Traffic slowed and snarled as they approached orange cones on the street. Sylvie thought road work with minimal interest, more caught up in wondering what Dunne would do if she did pick up and run home. He’d send the Furies to retrieve me, she thought. But I could kill them if I laid a trap, made plans. They’re monsters. Fair game.

But she didn’t want to kill them, not Erinya with her quick tempers and childish ways, not elegant Alekta, or Magdala, who proved even deadly creatures could be dull. She was sick of killing things.

“We need to do something, or Wolf will die,” Demalion said, in uncanny echo of her thoughts. “You don’t want the ISI, then what?”

“Consensus is he’s already dead. Dunne’s the only holdout,” Sylvie said. She gritted her teeth as the car came to a dead stop. Becalmed in the asphalt sea, she thought. She hated this city.

“He’s a god,” Demalion said. “You don’t think he might know something you don’t?”

“You sure jumped on the bandwagon easily,” Sylvie said, “and you haven’t even seen him in action.” She blinked. That wasn’t right. The cab/agent had said something. I know what Dunne did to Demalion.

“Seen more ’n enough,” Demalion said. She met his steady gaze, and he reached out slowly, touched her chin, turned her head toward the street before them.

“Oh,” Sylvie said. No wonder the traffic had stopped. The worn lane markings on the roadway were peeling away, winding upward like airborne ribbons and spilling backward, touching down and gluing cars into place, creating a spiderweb that slowly sucked vehicles into the asphalt. A busload of tourists had gotten out and were snapping pics as drivers crawled out of windows of trapped cars.

“It’s been happening all day,” he said. “Not this. But things. You say Dunne’s shedding? I say, tell me something I couldn’t have guessed.”

“All day?” she said, staring at the webbing with more creeping terror than fascination.

“Transformations have happened all over town,” Demalion said. “People have died. But you don’t want the ISI to help. You want to go it alone.

“We really could help, Sylvie. You want to go home, worried about what? Your family, your friends? I could have the ISI pick them up—”

Wrong thing to say, Sylvie thought. So terribly wrong. She went cold all the way through. “If you do, I’ll dig around, Demalion, find your family—you said they’re local—drag them into this,” Sylvie said. “Do they know what kind of job you have?”

“Point made,” Demalion said. His jaw tightened. “I don’t like threats, Shadows.”

“You started it.”

“It wasn’t meant as a threat.”

Sylvie stopped further explanation by drawing out the meat gun, setting it in her lap. “Stay away from my people. Or you’ll find out how dangerous I really am.” Even she was unnerved at the quiet fury in her tone.

Demalion raised an eyebrow like an aristocrat being abused by a peasant. But, and Sylvie had to admit it, Demalion had always had common sense as well as smarts. He merely nodded.

Sylvie continued in the same quiet tone, “We’ve come to a truce, you and I, am I right? Let’s not jeopardize it.”

“I’d call it a detente, myself, and one-sided at that,” Demalion said.

“I gave you Lily’s name. I gave you Dunne’s identity.”

“You didn’t,” he said. “You didn’t say which god.”

“Does it matter?” Sylvie felt the exasperation seep in and, even as she bridled with annoyance, admired the technique. Demalion backed her away from the killing edge, transforming shouting to bickering.

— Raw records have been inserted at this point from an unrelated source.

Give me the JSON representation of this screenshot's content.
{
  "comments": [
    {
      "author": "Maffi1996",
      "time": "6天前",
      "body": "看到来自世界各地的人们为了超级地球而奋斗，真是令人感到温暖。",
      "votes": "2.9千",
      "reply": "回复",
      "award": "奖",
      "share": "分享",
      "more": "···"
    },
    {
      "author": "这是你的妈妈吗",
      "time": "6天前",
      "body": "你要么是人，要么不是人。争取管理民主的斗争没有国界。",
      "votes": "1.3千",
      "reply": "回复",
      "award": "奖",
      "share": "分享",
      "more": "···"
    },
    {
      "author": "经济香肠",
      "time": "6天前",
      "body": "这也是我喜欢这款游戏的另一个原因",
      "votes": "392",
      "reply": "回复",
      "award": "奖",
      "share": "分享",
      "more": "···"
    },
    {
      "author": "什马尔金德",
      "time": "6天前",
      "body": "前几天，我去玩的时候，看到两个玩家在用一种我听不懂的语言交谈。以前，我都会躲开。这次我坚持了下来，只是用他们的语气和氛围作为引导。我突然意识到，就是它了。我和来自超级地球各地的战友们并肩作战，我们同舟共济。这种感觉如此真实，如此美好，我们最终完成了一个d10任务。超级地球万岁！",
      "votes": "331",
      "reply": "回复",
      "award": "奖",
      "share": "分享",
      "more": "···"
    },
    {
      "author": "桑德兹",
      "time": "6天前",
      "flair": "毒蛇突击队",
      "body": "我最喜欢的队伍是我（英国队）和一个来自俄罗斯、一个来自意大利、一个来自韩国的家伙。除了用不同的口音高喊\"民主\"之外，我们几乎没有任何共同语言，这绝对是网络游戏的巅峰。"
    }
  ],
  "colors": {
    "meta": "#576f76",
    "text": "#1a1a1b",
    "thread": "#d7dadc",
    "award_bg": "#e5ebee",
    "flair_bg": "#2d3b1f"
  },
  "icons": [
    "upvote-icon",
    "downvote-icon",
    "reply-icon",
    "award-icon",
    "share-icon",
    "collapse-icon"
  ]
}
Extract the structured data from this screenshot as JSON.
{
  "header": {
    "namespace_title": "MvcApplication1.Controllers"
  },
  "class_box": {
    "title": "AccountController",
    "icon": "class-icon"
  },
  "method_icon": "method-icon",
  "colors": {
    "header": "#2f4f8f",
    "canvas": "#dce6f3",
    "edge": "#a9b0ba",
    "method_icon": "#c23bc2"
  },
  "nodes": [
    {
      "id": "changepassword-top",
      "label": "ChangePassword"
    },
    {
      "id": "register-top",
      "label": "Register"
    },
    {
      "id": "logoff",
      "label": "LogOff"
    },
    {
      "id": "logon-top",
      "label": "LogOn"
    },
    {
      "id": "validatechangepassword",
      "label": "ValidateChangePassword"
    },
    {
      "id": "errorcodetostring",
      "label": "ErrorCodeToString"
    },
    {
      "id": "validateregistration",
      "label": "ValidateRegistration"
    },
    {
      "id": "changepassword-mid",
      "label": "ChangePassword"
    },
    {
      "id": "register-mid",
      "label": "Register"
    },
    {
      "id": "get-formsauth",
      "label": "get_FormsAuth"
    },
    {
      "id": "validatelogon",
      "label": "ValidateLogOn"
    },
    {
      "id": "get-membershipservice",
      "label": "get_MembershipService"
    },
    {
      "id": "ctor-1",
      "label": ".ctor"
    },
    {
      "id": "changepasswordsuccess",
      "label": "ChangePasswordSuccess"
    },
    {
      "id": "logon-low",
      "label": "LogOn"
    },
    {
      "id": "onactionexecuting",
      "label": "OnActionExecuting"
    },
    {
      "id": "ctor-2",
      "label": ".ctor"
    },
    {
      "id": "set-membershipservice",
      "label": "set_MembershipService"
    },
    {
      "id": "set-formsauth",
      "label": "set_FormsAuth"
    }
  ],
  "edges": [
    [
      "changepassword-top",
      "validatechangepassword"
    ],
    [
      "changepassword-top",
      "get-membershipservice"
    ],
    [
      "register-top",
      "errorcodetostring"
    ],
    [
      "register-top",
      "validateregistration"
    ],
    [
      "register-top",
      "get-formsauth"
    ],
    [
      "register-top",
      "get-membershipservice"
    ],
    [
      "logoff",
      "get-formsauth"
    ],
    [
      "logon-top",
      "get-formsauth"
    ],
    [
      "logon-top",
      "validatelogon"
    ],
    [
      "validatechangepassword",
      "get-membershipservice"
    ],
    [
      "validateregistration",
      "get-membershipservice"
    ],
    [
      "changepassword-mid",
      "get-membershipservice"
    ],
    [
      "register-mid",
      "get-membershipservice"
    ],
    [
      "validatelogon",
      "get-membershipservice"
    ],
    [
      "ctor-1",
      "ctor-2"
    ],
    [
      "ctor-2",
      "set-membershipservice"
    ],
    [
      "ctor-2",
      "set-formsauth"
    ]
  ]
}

“I’d just like to know what pantheon I should convert to,” Demalion said.

“Not funny,” she said. “He’s the Greek god of Justice, and it’s a new position, so don’t give me grief about there being no such god.”

“Wouldn’t dream of it,” he said. “You’d be surprised at how little I want to make you unhappy.”

“This is trying to make me happy?” She slipped the gun back into the holster. “You’re right, as much as I hate to admit it. I find Wolf, I get Dunne to clean up his mess. Without Wolf, it only gets worse.”

She reluctantly added, “Alex sent me some addresses. Stop by an Internet cafe, I’ll print the list. They’re places she thought Lily might be living in. We . . .” The word felt strange on her lips. Good, in a way she didn’t want to think about. “We could check them out.”

He took his eyes from the road for a long moment, looking at her. Then he nodded once, and said, “Lead the way.”